<hr/>

# Introduction to Data Science
**Tamás Budavári** - budavari@jhu.edu <br/>

- Python and Jupyter Notebook 
- Location, dispersion

<hr/>

<h1><font color="darkblue">Descriptive Statistics</font></h1>

### Data Sets

- For example, a set of $N$ scalar measurements 

>$ \displaystyle \big\{x_i\big\}_{i=1}^N $

### How to characterize the data?
- Location
- Dispersion
- Shape?

### Jupyter Notebook
Interactive data analysis made easy

In [None]:
# useful modules we'll always need
import numpy as np
import matplotlib.pyplot as plt

In [None]:
%matplotlib inline 

In [None]:
%matplotlib --list

In [None]:
N = 1000;
x = np.random.randn(N);

In [None]:
print (x[0])

In [None]:
# indexing from 0
print ("%f, %f, ..., %f" % (x[0], x[1], x[N-1]))

# last element
print ("%f = %f" % (x[N-1], x[-1]))

In [None]:
[i*i for i in range(5)]

In [None]:
# index out of bounds
for i in range(N-3,N+1):
    print ("%d : \t %r" % (i, x[i]))

In [None]:
# error handling with exceptions
for i in range(N-3,N+5):
    try: 
        print ("%d : \t %r" % (i, x[i]))
    except IndexError as err: 
        print (err)

In [None]:
# as a function of the index
plt.plot(x,'bo');

In [None]:
plt.plot(x,'bo', alpha=0.3);

In [None]:
# x vs y=x^2
plt.plot(x, x*x, 'r.');

In [None]:
# x vs y=x^2
plt.plot(x, x*x, 'r.-', lw=0.1);

In [None]:
h = plt.hist(x, 50)

### Location

- Mode 

> where it peaks
<br>
> unimodal vs multimodal

- Sample average

> $\displaystyle \bar{x} = \frac{1}{N} \sum_{i=1}^N x_i$
<br><br>
> but indexing starts with 0 in Python and most computer languages
<br><br>
> $\displaystyle \bar{x} = \frac{1}{N} \sum_{i=0}^{N-1} x_i$

- Median

> The number that separates the higher half of the set from the lower half


In [None]:
avg = np.sum(x) / N 
avg, np.mean(x)

In [None]:
x.sum() / x.size

In [None]:
med = np.median(x)
med

In [None]:
fig = plt.figure(figsize=(4,4))
ax = fig.add_subplot(1,1,1)
ax.hist(x,20)
ax.arrow(avg,0,0,5,color='r')
ax.arrow(med,5,0,5,color='y')
ax.set_xlim(-10, 10);

### Dispersion
- Sample variance

> $\displaystyle s^2 = \frac{1}{N\!-\!1} \sum_{i=1}^N \left(x_i - \bar{x}\right)^2$

- Standard deviation

> $\displaystyle s = \sqrt{s^2}$

#### Unhomework
- Why is $(N\!-\!1)$ in the denominator above?

### Outliers
- What if just one element is too large, e.g., erroneously becomes $+\infty$
- Sample average $\bar{x} \rightarrow +\infty$
- Sample variance explodes, too

**Ouch !!**


In [None]:
x[0] = 1e5
plt.hist(x, 100);

### Robustness
- Robust against outliers?

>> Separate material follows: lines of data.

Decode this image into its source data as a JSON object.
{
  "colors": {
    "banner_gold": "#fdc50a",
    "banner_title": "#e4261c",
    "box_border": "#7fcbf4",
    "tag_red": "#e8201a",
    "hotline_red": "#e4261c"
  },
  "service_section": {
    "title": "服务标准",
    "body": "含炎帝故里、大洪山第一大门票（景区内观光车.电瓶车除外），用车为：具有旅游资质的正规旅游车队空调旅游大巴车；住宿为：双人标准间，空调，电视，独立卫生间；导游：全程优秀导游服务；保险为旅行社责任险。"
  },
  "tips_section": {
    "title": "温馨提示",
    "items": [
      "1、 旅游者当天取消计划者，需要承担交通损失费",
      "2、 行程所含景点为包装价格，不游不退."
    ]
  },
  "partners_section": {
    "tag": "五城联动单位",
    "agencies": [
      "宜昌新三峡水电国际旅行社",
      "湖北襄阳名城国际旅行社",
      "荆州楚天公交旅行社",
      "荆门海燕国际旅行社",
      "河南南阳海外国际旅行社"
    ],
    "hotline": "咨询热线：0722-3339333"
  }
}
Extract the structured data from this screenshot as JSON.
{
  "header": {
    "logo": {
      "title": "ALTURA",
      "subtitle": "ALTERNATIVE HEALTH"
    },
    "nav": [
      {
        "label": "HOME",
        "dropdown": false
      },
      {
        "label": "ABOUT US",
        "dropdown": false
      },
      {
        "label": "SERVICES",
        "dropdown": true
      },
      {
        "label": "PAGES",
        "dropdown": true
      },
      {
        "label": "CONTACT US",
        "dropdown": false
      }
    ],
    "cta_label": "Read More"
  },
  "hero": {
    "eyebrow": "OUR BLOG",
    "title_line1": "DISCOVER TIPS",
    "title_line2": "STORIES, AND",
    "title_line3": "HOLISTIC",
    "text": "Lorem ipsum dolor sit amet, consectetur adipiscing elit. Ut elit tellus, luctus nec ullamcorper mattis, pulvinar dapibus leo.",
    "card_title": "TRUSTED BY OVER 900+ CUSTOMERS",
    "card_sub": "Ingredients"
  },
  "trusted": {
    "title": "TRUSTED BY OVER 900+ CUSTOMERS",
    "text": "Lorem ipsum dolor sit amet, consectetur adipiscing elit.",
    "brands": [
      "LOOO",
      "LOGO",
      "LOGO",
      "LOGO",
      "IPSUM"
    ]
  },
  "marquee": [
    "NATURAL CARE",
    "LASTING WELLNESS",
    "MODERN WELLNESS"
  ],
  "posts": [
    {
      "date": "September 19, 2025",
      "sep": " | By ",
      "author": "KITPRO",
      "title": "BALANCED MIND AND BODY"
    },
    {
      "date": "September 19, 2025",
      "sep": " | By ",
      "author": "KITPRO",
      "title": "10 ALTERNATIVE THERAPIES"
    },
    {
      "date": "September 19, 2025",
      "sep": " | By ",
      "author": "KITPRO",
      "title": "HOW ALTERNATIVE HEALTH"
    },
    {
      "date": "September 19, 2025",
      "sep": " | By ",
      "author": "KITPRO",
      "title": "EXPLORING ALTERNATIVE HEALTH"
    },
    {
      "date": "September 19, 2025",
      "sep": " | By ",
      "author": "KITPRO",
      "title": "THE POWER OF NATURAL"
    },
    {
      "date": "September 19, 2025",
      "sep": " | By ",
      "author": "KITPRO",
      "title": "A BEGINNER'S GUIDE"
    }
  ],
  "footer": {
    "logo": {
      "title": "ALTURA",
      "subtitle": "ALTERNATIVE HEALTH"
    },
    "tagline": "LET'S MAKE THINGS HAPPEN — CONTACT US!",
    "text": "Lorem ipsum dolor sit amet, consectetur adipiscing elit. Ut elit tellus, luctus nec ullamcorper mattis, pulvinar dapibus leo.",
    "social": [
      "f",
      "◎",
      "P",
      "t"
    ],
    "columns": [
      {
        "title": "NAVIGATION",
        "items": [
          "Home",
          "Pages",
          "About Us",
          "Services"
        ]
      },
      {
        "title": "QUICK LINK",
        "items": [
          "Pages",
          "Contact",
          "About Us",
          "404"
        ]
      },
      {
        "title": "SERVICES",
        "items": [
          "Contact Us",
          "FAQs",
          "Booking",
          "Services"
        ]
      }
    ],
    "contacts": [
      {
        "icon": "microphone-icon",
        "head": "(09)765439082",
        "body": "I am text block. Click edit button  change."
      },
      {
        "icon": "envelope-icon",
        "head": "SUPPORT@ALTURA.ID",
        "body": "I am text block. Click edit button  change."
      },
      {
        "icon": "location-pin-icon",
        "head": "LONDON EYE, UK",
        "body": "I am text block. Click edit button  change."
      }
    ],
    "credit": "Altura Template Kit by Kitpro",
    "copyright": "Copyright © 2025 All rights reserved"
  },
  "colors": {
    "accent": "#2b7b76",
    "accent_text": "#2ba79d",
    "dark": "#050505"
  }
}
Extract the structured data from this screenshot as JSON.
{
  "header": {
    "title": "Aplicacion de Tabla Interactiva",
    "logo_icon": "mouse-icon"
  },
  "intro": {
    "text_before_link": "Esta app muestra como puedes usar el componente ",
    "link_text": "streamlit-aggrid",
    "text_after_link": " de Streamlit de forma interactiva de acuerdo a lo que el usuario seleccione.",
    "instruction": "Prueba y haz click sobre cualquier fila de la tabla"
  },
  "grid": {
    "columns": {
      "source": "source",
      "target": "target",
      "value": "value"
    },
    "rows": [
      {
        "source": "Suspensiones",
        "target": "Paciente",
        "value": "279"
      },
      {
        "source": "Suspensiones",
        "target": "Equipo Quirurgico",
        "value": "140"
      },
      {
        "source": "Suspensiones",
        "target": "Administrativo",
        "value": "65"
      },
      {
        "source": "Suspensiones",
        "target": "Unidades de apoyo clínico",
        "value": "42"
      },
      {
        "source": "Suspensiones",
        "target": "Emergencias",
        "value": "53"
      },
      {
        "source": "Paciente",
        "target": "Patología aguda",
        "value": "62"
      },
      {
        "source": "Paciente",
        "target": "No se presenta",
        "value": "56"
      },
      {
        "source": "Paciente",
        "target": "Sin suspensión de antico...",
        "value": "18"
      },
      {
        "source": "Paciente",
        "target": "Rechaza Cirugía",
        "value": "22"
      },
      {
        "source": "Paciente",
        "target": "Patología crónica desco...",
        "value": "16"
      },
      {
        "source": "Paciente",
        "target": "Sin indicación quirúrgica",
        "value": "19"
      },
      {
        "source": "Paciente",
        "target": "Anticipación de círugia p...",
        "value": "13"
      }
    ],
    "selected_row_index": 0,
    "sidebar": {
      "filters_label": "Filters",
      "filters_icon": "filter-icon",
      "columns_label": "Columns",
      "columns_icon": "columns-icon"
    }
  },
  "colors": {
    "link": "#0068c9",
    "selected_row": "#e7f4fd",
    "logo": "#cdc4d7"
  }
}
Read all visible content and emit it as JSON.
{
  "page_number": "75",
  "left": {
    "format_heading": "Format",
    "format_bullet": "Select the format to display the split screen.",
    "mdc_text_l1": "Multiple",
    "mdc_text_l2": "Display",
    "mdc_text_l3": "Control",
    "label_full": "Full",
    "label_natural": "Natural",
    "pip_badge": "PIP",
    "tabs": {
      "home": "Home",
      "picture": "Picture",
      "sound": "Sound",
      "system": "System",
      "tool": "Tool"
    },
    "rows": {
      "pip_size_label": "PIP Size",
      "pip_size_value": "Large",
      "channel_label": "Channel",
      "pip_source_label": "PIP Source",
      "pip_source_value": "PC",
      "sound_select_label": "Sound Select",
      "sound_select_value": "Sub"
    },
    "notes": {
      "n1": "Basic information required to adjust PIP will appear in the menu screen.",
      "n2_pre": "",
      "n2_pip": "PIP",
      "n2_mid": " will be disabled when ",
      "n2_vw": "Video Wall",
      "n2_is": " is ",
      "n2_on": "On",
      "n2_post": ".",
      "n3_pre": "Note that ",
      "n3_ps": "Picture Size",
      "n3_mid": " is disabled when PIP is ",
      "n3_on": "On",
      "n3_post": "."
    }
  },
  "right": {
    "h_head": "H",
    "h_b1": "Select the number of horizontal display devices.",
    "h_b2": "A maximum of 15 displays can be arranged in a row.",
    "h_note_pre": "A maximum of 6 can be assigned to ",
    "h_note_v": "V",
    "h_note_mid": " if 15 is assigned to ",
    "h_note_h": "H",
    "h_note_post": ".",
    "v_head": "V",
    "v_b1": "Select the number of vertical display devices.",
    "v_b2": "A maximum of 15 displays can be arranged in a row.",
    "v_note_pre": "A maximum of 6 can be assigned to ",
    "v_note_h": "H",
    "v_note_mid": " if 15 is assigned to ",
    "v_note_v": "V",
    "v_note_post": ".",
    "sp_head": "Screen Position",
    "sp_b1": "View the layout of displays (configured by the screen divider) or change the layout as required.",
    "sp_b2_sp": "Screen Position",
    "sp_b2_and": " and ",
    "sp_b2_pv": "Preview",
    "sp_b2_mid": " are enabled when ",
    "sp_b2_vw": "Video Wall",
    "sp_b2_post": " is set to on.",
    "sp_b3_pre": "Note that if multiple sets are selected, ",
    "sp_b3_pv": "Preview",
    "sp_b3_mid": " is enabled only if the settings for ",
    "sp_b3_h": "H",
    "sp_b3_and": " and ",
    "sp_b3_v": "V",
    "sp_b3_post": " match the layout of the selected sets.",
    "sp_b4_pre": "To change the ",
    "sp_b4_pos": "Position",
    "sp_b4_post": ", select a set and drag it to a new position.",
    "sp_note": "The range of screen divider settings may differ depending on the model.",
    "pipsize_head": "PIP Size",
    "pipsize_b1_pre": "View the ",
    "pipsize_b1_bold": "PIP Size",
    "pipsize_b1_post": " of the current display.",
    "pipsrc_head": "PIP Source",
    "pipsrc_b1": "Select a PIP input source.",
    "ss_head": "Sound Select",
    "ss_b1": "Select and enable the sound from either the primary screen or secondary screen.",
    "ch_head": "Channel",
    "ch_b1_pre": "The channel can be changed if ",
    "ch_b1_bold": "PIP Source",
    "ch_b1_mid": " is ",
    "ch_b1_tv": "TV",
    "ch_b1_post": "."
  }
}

What fraction can we tolerate?
- Median is more robust than the mean
- Median Absolute Deviation (MAD) for dispersion

In [None]:
print ('Average old vs new: %f %f' % (avg, np.mean(x)))
print ('Median  old vs new: %f %f' % (med, np.median(x)))

In [None]:
np.std(x), np.std(x[1:]) # slicing!

In [None]:
# unhomework: what does this line do? 
x[x>100] 
# hint: look at the result of x>100 separately